During the course of my review, I was more frustrated with Alexa than pleased. I find her to be less helpful than Google Assistant, but this really isn't the place for that. On the Command Bar, Alexa was more annoying than ever, constantly activating when it heard words that couldn't possibly be misconstrued, whether during conversation or from something on the TV.
Me to Polk Command Bar (with Alexa): "Alexa, tell me about the weather right now."
Command Bar: "As a noun, 'market' is defined as..."
Yes, that's exactly what I said.
— Jordan Palmer (@jccpalmer) August 29, 2018
While that's annoying on my Echo Dot, it's worse on the Command Bar since it muffles the TV volume so that it can hear you. And when I did want to activate Alexa, I had more errors than successes. She ended up not getting used at all, making the random wakes all the more irritating.
At a $299 MSRP (though I saw it dip to $249 over the course of this review), the Polk Command Bar is not quite what I'd expect. You're paying for Alexa in a $199-$249 level soundbar, so if you're more interested in audio quality, the Command Bar isn't the best option. Obviously, Polk is banking on people purchasing one to get the Echo Dot features.

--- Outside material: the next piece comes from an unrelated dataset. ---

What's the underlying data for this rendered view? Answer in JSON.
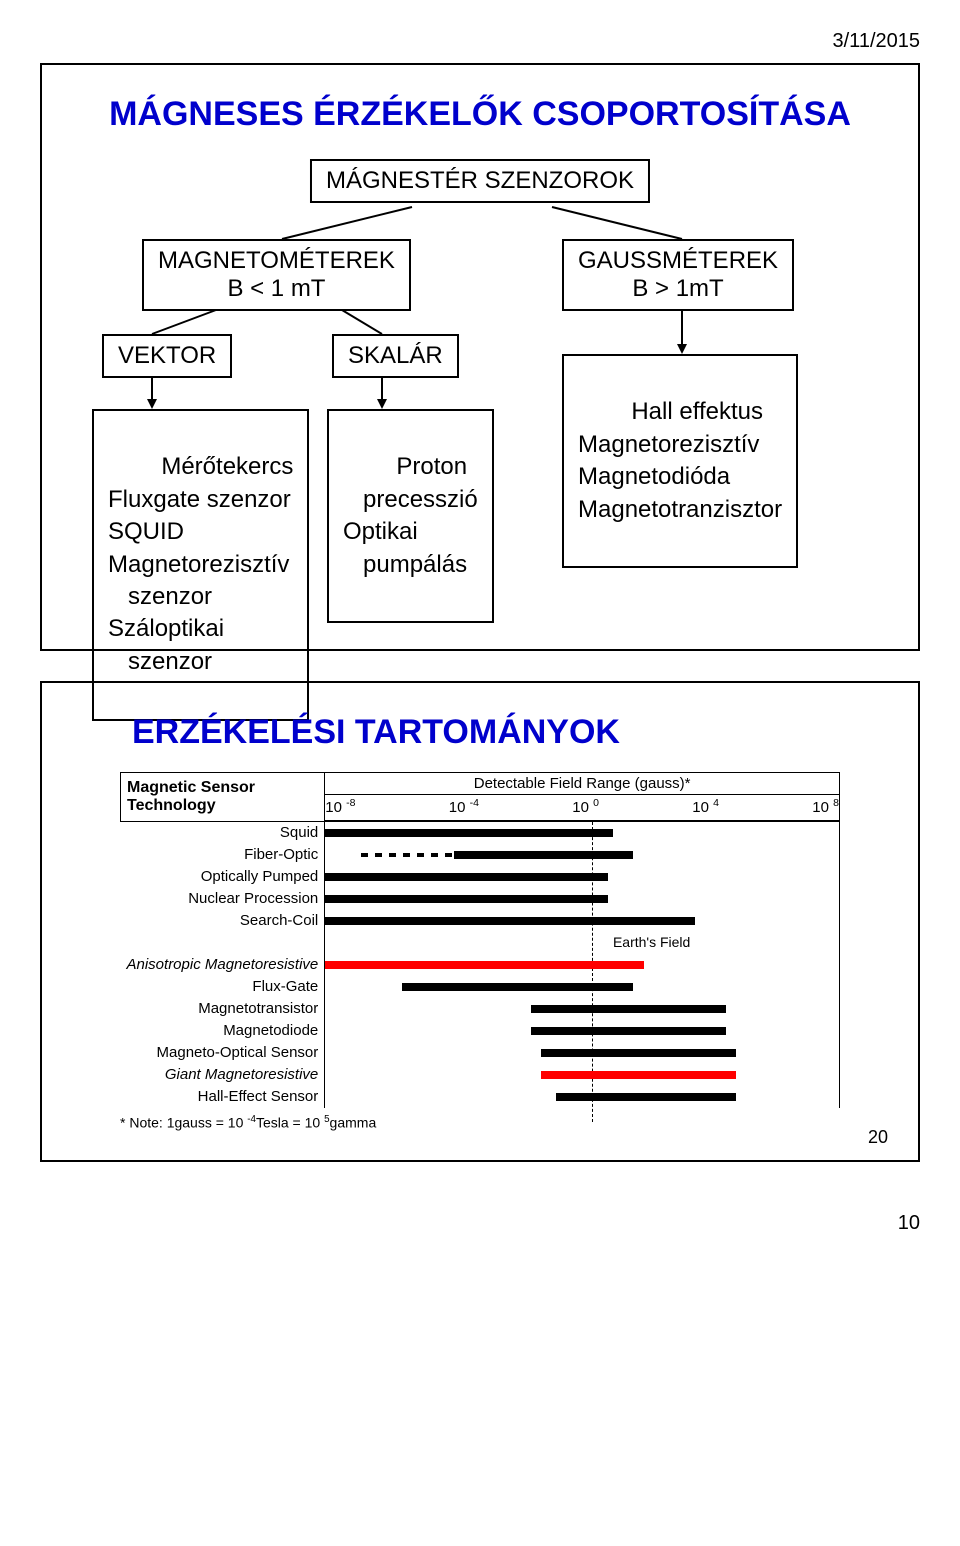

My general thought, however, is that you'd be better off getting something else in the $299-$349 range and picking up an Echo Dot when there's a good deal on them. However, since the Command Bar has gone on sale for $249 (and likely will again), that's a hard deal to pass up. In my view, you're basically getting an Echo Dot (sans some stuff) for free at that point, but I digress.
In the end, I have a difficult time firmly answering the "Should you buy it" question for the Command Bar. It's a fine product and certainly not a bad purchase, but you have to decide whether it's worth it to you. If you want to add an Alexa device to your living room that also doubles as an improvement over your TV's speakers, then by all means. But if you're just looking to improve your listening experience while watching something on Netflix, and Alexa means nothing to you, then look at other soundbar options in this price range.
If you're okay with something smaller, then you might want to check out Polk's MagniFi Mini, which Rita quite enjoyed. It lacks a voice assistant, but it supports Chromecast and it can be paired with a Google Home. It's also $299, but it has dropped below $200 before.